Pluck these structures out of their environments and photoshop them onto a Martian landscape and you’d never know they’re real, physical buildings interplaying with ordinary scenery in cities all over the globe. Some strike a somewhat ominous tone while others are almost cartoonish in their Space Age aesthetics. Many of these alienesque buildings are designed by just a handful of architecture firms with a flair for dramatic silhouettes – Zaha Hadid, MAD and Delugan Meissl being chief among them.
Lucas Museum by MAD Architects, Los Angeles
Fittingly enough, MAD Architects’ Lucas Museum of Narrative Art looks like a futuristic spaceship landing on a grassy patch of land in Los Angeles. The building, which is in the early stages of construction, will contain at least $400 million worth of paintings, illustrations, movie memorabilia and more. It’s expected to open in 2021.
Chaoyang Park Plaza, Beijing, China
As Reddit has already noticed, there’s something distinctly alien about the Chaoyang Park Plaza in Beijing. Also designed by MAD Architects, the complex fuses the ‘artificial landscape’ of the city with shapes from China’s natural scenery like mountains, rocks, valleys and forests. The asymmetrical towers are like two peaks rising up from the edge of the lake at Chaoyang Park, with a transparent atrium connecting them at the center.
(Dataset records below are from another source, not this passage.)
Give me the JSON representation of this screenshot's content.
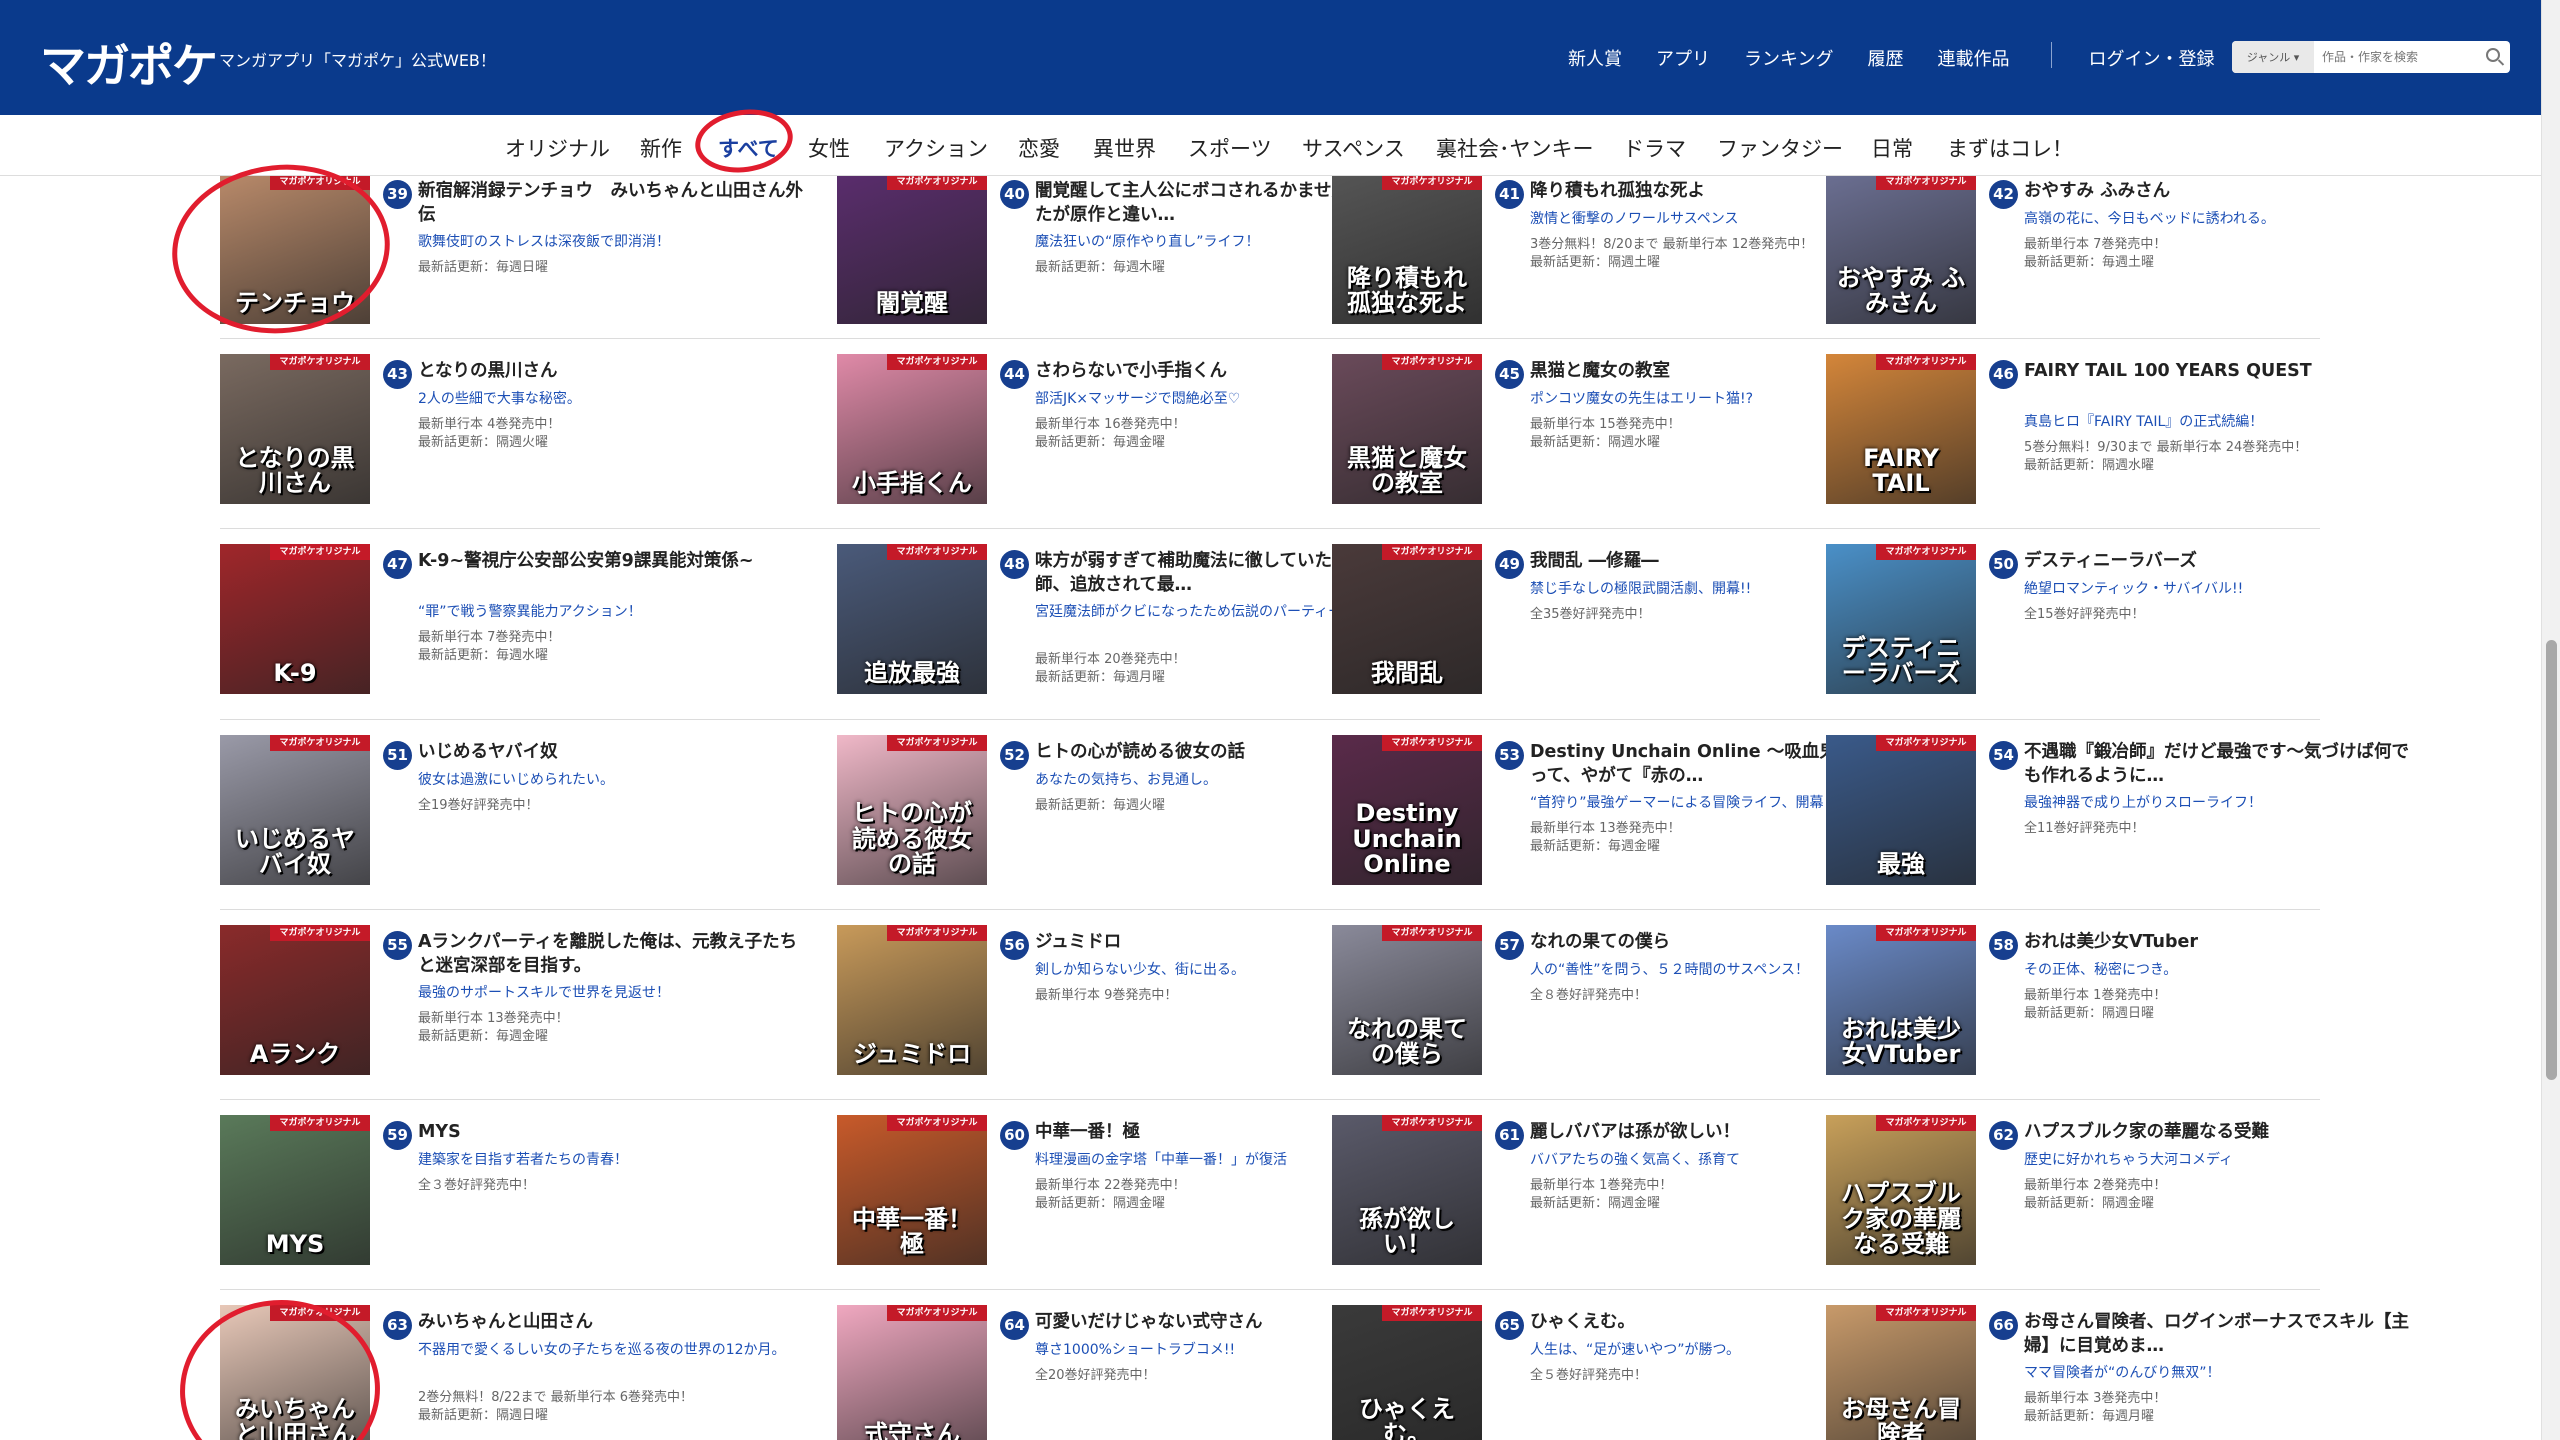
{
  "header": {
    "logo": "マガポケ",
    "tagline": "マンガアプリ「マガポケ」公式WEB！",
    "nav": [
      "新人賞",
      "アプリ",
      "ランキング",
      "履歴",
      "連載作品"
    ],
    "login": "ログイン・登録",
    "genre_select": "ジャンル ▾",
    "search_placeholder": "作品・作家を検索"
  },
  "tabs": {
    "items": [
      "オリジナル",
      "新作",
      "すべて",
      "女性",
      "アクション",
      "恋愛",
      "異世界",
      "スポーツ",
      "サスペンス",
      "裏社会･ヤンキー",
      "ドラマ",
      "ファンタジー",
      "日常",
      "まずはコレ！"
    ],
    "active": "すべて"
  },
  "thumb_band": "マガポケオリジナル",
  "items": [
    {
      "rank": "39",
      "title": "新宿解消録テンチョウ　みいちゃんと山田さん外伝",
      "desc": "歌舞伎町のストレスは深夜飯で即消消！",
      "info": [
        "最新話更新：毎週日曜"
      ],
      "thumb": "テンチョウ",
      "color": "#b98a6a"
    },
    {
      "rank": "40",
      "title": "闇覚醒して主人公にボコされるかませ犬に憑依したが原作と違い…",
      "desc": "魔法狂いの“原作やり直し”ライフ！",
      "info": [
        "最新話更新：毎週木曜"
      ],
      "thumb": "闇覚醒",
      "color": "#5a2d6d"
    },
    {
      "rank": "41",
      "title": "降り積もれ孤独な死よ",
      "desc": "激情と衝撃のノワールサスペンス",
      "info": [
        "3巻分無料！8/20まで 最新単行本 12巻発売中！",
        "最新話更新：隔週土曜"
      ],
      "thumb": "降り積もれ孤独な死よ",
      "color": "#555"
    },
    {
      "rank": "42",
      "title": "おやすみ ふみさん",
      "desc": "高嶺の花に、今日もベッドに誘われる。",
      "info": [
        "最新単行本 7巻発売中！",
        "最新話更新：毎週土曜"
      ],
      "thumb": "おやすみ ふみさん",
      "color": "#6b6f92"
    },
    {
      "rank": "43",
      "title": "となりの黒川さん",
      "desc": "2人の些細で大事な秘密。",
      "info": [
        "最新単行本 4巻発売中！",
        "最新話更新：隔週火曜"
      ],
      "thumb": "となりの黒川さん",
      "color": "#7a6a60"
    },
    {
      "rank": "44",
      "title": "さわらないで小手指くん",
      "desc": "部活JK×マッサージで悶絶必至♡",
      "info": [
        "最新単行本 16巻発売中！",
        "最新話更新：毎週金曜"
      ],
      "thumb": "小手指くん",
      "color": "#e08aa8"
    },
    {
      "rank": "45",
      "title": "黒猫と魔女の教室",
      "desc": "ポンコツ魔女の先生はエリート猫!?",
      "info": [
        "最新単行本 15巻発売中！",
        "最新話更新：隔週水曜"
      ],
      "thumb": "黒猫と魔女の教室",
      "color": "#6a4a5a"
    },
    {
      "rank": "46",
      "title": "FAIRY TAIL 100 YEARS QUEST",
      "desc": "真島ヒロ『FAIRY TAIL』の正式続編！",
      "info": [
        "5巻分無料！9/30まで 最新単行本 24巻発売中！",
        "最新話更新：隔週水曜"
      ],
      "thumb": "FAIRY TAIL",
      "color": "#d4863a"
    },
    {
      "rank": "47",
      "title": "K-9~警視庁公安部公安第9課異能対策係~",
      "desc": "“罪”で戦う警察異能力アクション！",
      "info": [
        "最新単行本 7巻発売中！",
        "最新話更新：毎週水曜"
      ],
      "thumb": "K-9",
      "color": "#a0262a"
    },
    {
      "rank": "48",
      "title": "味方が弱すぎて補助魔法に徹していた宮廷魔法師、追放されて最…",
      "desc": "宮廷魔法師がクビになったため伝説のパーティー復活!!",
      "info": [
        "最新単行本 20巻発売中！",
        "最新話更新：毎週月曜"
      ],
      "thumb": "追放最強",
      "color": "#4a5a7a"
    },
    {
      "rank": "49",
      "title": "我間乱 ―修羅―",
      "desc": "禁じ手なしの極限武闘活劇、開幕!!",
      "info": [
        "全35巻好評発売中！"
      ],
      "thumb": "我間乱",
      "color": "#4a3a3a"
    },
    {
      "rank": "50",
      "title": "デスティニーラバーズ",
      "desc": "絶望ロマンティック・サバイバル!!",
      "info": [
        "全15巻好評発売中！"
      ],
      "thumb": "デスティニーラバーズ",
      "color": "#4a90c8"
    },
    {
      "rank": "51",
      "title": "いじめるヤバイ奴",
      "desc": "彼女は過激にいじめられたい。",
      "info": [
        "全19巻好評発売中！"
      ],
      "thumb": "いじめるヤバイ奴",
      "color": "#9a9aa8"
    },
    {
      "rank": "52",
      "title": "ヒトの心が読める彼女の話",
      "desc": "あなたの気持ち、お見通し。",
      "info": [
        "最新話更新：毎週火曜"
      ],
      "thumb": "ヒトの心が読める彼女の話",
      "color": "#f0b8c8"
    },
    {
      "rank": "53",
      "title": "Destiny Unchain Online 〜吸血鬼少女となって、やがて『赤の…",
      "desc": "“首狩り”最強ゲーマーによる冒険ライフ、開幕！",
      "info": [
        "最新単行本 13巻発売中！",
        "最新話更新：毎週金曜"
      ],
      "thumb": "Destiny Unchain Online",
      "color": "#5a2a4a"
    },
    {
      "rank": "54",
      "title": "不遇職『鍛冶師』だけど最強です〜気づけば何でも作れるように…",
      "desc": "最強神器で成り上がりスローライフ！",
      "info": [
        "全11巻好評発売中！"
      ],
      "thumb": "最強",
      "color": "#3a5a8a"
    },
    {
      "rank": "55",
      "title": "Aランクパーティを離脱した俺は、元教え子たちと迷宮深部を目指す。",
      "desc": "最強のサポートスキルで世界を見返せ！",
      "info": [
        "最新単行本 13巻発売中！",
        "最新話更新：毎週金曜"
      ],
      "thumb": "Aランク",
      "color": "#8a2a2a"
    },
    {
      "rank": "56",
      "title": "ジュミドロ",
      "desc": "剣しか知らない少女、街に出る。",
      "info": [
        "最新単行本 9巻発売中！"
      ],
      "thumb": "ジュミドロ",
      "color": "#c89a5a"
    },
    {
      "rank": "57",
      "title": "なれの果ての僕ら",
      "desc": "人の“善性”を問う、５２時間のサスペンス！",
      "info": [
        "全８巻好評発売中！"
      ],
      "thumb": "なれの果ての僕ら",
      "color": "#8a8a9a"
    },
    {
      "rank": "58",
      "title": "おれは美少女VTuber",
      "desc": "その正体、秘密につき。",
      "info": [
        "最新単行本 1巻発売中！",
        "最新話更新：隔週日曜"
      ],
      "thumb": "おれは美少女VTuber",
      "color": "#6a8ac8"
    },
    {
      "rank": "59",
      "title": "MYS",
      "desc": "建築家を目指す若者たちの青春！",
      "info": [
        "全３巻好評発売中！"
      ],
      "thumb": "MYS",
      "color": "#5a7a5a"
    },
    {
      "rank": "60",
      "title": "中華一番！極",
      "desc": "料理漫画の金字塔「中華一番！」が復活",
      "info": [
        "最新単行本 22巻発売中！",
        "最新話更新：隔週金曜"
      ],
      "thumb": "中華一番！極",
      "color": "#c85a2a"
    },
    {
      "rank": "61",
      "title": "麗しババアは孫が欲しい！",
      "desc": "ババアたちの強く気高く、孫育て",
      "info": [
        "最新単行本 1巻発売中！",
        "最新話更新：隔週金曜"
      ],
      "thumb": "孫が欲しい！",
      "color": "#5a5a6a"
    },
    {
      "rank": "62",
      "title": "ハプスブルク家の華麗なる受難",
      "desc": "歴史に好かれちゃう大河コメディ",
      "info": [
        "最新単行本 2巻発売中！",
        "最新話更新：隔週金曜"
      ],
      "thumb": "ハプスブルク家の華麗なる受難",
      "color": "#c8a05a"
    },
    {
      "rank": "63",
      "title": "みいちゃんと山田さん",
      "desc": "不器用で愛くるしい女の子たちを巡る夜の世界の12か月。",
      "info": [
        "2巻分無料！8/22まで 最新単行本 6巻発売中！",
        "最新話更新：隔週日曜"
      ],
      "thumb": "みいちゃんと山田さん",
      "color": "#e8c8b8"
    },
    {
      "rank": "64",
      "title": "可愛いだけじゃない式守さん",
      "desc": "尊さ1000%ショートラブコメ!!",
      "info": [
        "全20巻好評発売中！"
      ],
      "thumb": "式守さん",
      "color": "#f0a8c0"
    },
    {
      "rank": "65",
      "title": "ひゃくえむ。",
      "desc": "人生は、“足が速いやつ”が勝つ。",
      "info": [
        "全５巻好評発売中！"
      ],
      "thumb": "ひゃくえむ。",
      "color": "#3a3a3a"
    },
    {
      "rank": "66",
      "title": "お母さん冒険者、ログインボーナスでスキル【主婦】に目覚めま…",
      "desc": "ママ冒険者が“のんびり無双”！",
      "info": [
        "最新単行本 3巻発売中！",
        "最新話更新：毎週月曜"
      ],
      "thumb": "お母さん冒険者",
      "color": "#c89a6a"
    }
  ]
}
Festival Hall by Delugan Meissl Associated Architects, Erl, Austria
Delugan Meissl Architects explain that the unique shape of the Festival Hall in Erl, Austria takes inspiration from the topographical conditions around it, relating both to the rock formations of the landscape and the existing Passionsspielhaus nearby, which was built as a Christian theater in the 1950s.
“The new building increases existing qualities of the natural and architectural environment,” say the architects. “Aside from the geometry, color also enhances the duality between old and new. While the white surface of the Passionsspielhaus stands out optically during the time of the summer festival, the changing of seasons brings upon a chromatic reversal of the ensemble. The configuration of the Festival Hall resembles a tectonic stratification. Its crevices and faults lying in between indicate the way into the building’s interior. At night the incisions and folds in the distinctive facade allow insight into the radiant foyer.”
The Selfridges Building by Future Systems, Birmingham, UK
Part of the Bullring Shopping Center in Birmingham, England, the Selfridges Building has become an iconic (if bizarre) work of ‘blobitecture,’ its undulating, organic form covered in aluminum discs often compared to the body of an armadillo. Designed by Future Systems (Amanda Levete and the late Jan Kaplicky,) the Selfridges department store stands in sharp contrast to the more traditional architecture that surrounds it. The skybridge to the parking garage next door looks a bit like a long nose stretching out of its one-eyed face.
Harbin Opera House by MAD Architects, Harbin, China
Beijing-based MAD Architects wanted the Harbin Opera House to look like an organic outgrowth of the landscape, and it does – but in a rather sci-fi way. Encompassing nearly 850,000 square feet on a total of 444 acres, the opera house rises from the watery site like overgrown artificial sea shells most of the year, but virtually disappears when it snows. Staircases lead from ground level all the way around the exterior of the buildings to their peaks for views of the city. Inside, honeycombed ceilings bathe the glossy white interiors with daylight.